Harper edits Quill, a Red Hen imprint that publishes a prose work by one queer author once per year and hosts a $1,000 writing prize to support these writers. Over the years, Red Hen has added a number of other imprints to focus on underrepresented communities. Editor Eloise Klein Healy founded Red Hen’s Arktoi Books imprint in 2006, publishing literary fiction and poetry by lesbian writers. The University of Notre Dame’s Institute for Latino Studies partnered with Red Hen to create the Letras Latinas imprint for Latinx poets. The imprint awards the $1,000 Letras Latinas/Red Hen Poetry Prize every other year and publishes a book by the winner.

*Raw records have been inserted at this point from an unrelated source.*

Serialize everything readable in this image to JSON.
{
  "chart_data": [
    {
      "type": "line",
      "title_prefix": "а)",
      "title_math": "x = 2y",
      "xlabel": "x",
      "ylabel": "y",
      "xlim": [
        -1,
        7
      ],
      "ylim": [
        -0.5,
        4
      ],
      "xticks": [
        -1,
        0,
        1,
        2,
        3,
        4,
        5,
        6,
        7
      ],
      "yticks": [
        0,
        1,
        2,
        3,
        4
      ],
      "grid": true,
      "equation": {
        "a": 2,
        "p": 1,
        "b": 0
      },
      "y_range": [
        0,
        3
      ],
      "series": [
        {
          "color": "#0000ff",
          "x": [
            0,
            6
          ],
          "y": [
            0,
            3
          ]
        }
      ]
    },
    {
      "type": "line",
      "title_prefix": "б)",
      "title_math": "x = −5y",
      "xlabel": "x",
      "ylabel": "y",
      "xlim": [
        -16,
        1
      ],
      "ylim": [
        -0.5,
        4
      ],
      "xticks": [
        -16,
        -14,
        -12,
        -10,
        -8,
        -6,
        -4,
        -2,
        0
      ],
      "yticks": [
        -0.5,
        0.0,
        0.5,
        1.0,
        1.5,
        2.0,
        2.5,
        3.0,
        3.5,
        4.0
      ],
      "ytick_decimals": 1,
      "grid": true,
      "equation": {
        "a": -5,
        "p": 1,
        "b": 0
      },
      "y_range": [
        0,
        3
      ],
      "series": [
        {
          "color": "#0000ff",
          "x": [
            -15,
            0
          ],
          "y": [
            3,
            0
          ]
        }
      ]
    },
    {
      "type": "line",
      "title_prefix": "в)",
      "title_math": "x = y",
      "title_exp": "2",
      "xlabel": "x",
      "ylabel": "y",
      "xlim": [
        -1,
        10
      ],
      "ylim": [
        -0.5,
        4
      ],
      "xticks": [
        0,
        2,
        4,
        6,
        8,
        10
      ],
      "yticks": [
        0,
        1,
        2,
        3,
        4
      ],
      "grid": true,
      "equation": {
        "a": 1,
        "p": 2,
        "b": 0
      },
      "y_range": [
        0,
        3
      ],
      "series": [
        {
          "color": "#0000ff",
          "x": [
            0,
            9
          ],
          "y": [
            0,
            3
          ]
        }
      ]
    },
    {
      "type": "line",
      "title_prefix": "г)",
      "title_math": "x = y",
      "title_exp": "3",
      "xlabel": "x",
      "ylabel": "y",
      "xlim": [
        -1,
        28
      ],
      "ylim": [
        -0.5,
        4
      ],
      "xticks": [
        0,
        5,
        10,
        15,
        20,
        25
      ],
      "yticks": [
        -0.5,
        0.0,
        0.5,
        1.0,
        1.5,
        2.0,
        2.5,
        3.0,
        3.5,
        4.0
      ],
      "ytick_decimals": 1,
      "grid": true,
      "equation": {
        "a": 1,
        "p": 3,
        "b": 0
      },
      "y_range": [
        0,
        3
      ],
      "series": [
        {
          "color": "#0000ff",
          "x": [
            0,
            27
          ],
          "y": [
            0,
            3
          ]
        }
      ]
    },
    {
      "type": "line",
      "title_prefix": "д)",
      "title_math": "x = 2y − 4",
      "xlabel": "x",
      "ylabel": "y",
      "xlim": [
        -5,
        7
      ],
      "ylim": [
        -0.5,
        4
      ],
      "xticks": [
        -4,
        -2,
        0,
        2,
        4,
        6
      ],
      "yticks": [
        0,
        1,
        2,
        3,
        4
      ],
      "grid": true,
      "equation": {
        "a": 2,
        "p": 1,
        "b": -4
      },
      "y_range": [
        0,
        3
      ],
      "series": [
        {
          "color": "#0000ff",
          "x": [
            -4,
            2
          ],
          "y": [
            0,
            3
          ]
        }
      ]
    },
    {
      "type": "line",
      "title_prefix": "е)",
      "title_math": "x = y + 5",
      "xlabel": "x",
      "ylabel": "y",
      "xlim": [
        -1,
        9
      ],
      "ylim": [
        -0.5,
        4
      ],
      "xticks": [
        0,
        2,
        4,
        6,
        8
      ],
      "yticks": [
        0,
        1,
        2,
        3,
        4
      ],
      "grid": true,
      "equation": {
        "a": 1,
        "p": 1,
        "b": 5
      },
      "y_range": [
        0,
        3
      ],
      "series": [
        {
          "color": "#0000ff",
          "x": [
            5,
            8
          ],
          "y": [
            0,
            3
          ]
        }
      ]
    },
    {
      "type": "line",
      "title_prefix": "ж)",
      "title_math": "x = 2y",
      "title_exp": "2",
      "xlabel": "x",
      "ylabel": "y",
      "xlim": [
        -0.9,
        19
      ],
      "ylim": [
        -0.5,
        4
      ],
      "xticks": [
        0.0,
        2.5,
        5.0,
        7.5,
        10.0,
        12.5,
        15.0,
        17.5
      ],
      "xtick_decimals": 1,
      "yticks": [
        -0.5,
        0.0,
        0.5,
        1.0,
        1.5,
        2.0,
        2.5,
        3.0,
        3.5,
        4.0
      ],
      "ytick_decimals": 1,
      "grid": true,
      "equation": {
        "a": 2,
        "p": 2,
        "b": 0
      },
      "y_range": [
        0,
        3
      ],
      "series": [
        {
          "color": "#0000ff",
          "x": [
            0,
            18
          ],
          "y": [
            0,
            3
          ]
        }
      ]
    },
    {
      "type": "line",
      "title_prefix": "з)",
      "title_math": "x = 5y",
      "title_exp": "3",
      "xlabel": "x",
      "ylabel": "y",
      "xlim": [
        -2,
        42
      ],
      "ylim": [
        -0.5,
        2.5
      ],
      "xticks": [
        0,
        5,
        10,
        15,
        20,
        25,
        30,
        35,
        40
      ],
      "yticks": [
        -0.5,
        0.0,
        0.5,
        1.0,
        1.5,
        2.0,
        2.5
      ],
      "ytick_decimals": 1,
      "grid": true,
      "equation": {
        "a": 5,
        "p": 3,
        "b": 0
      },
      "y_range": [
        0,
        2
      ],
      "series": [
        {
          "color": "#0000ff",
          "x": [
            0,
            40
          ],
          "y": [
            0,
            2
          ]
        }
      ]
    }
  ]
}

“Without a publisher like Red Hen, poetry would languish,” said Erica Jong, one of a number of well-known authors—such as Chris Abani, Brian Doyle, and Percival Everett—who are published by Red Hen. “They publish books based on their quality rather than their financial potential,” she added. “You get to know the editors and marketing managers by name and your participation is valued.” (Red Hen published Jong’s book of poetry, The World Began with Yes, in April.)
For the past 16 years, Red Hen has carried its indie spirit into local schools, nurturing the next generation of literary talent in Los Angeles. The press launched its Writing in the Schools (WITS) program in 2003, connecting Red Hen authors to students in local grade schools, middle schools, and high schools. Since its beginning, the program has shared free creative writing workshops and literary anthologies with more than 4,000 low-income students in Los Angeles schools. Each year, around 250 students join these classroom workshops led by Red Hen authors. The students discuss a poem or short story in each class before writing their own work.
“No matter where you’re from or what your background is, we can find a poetic form from a community of people who look like you,” said Douglas Manuel, a Red Hen poet and WITS instructor, who calls this spirit of literary inclusivity “canon reformation.” “We are letting in so many new and different voices and approaches,” he added. “In my class, we’re writing Arabic Ghazals, Afghani Landays, and Japanese Zuihitsus.”
The workshop climaxes when students get a bound anthology from Red Hen that collects their writing—a life-changing experience for many of them. According to a survey of students who participated in the workshops in the 2017–2018 school year, 95% left with an interest in writing poetry. “I think I’ll write poems when I’m having a bad day,” said one 10th-grade participant.
Red Hen gives students a free book for the class—one of two textbooks that the press developed specifically for WITS workshops: How to Free a Naked Man from a Rock (a literary anthology for high school students) and Did Pirates Rip Her Arms Off? (a literary anthology for younger readers). Deputy director Harper stressed that anthologies are another way Red Hen fulfills its inclusive mission, adding that the press has tapped poet Kazim Ali to edit an anthology of Muslim American voices for 2020.
“We do our best at all times to always be thinking about diversity—diversity not just of background or race but a diversity of story, of queerness, of bodies, and of personal life histories,” Harper said.
“For so long, we let the same types of people talk and the same types of people dictate the aesthetic decisions that we make,” Manuel said, describing the positive impact that Red Hen has had by publishing voices from diverse communities. “Things are definitely changing and getting better, but we’ve still got so much work to do.”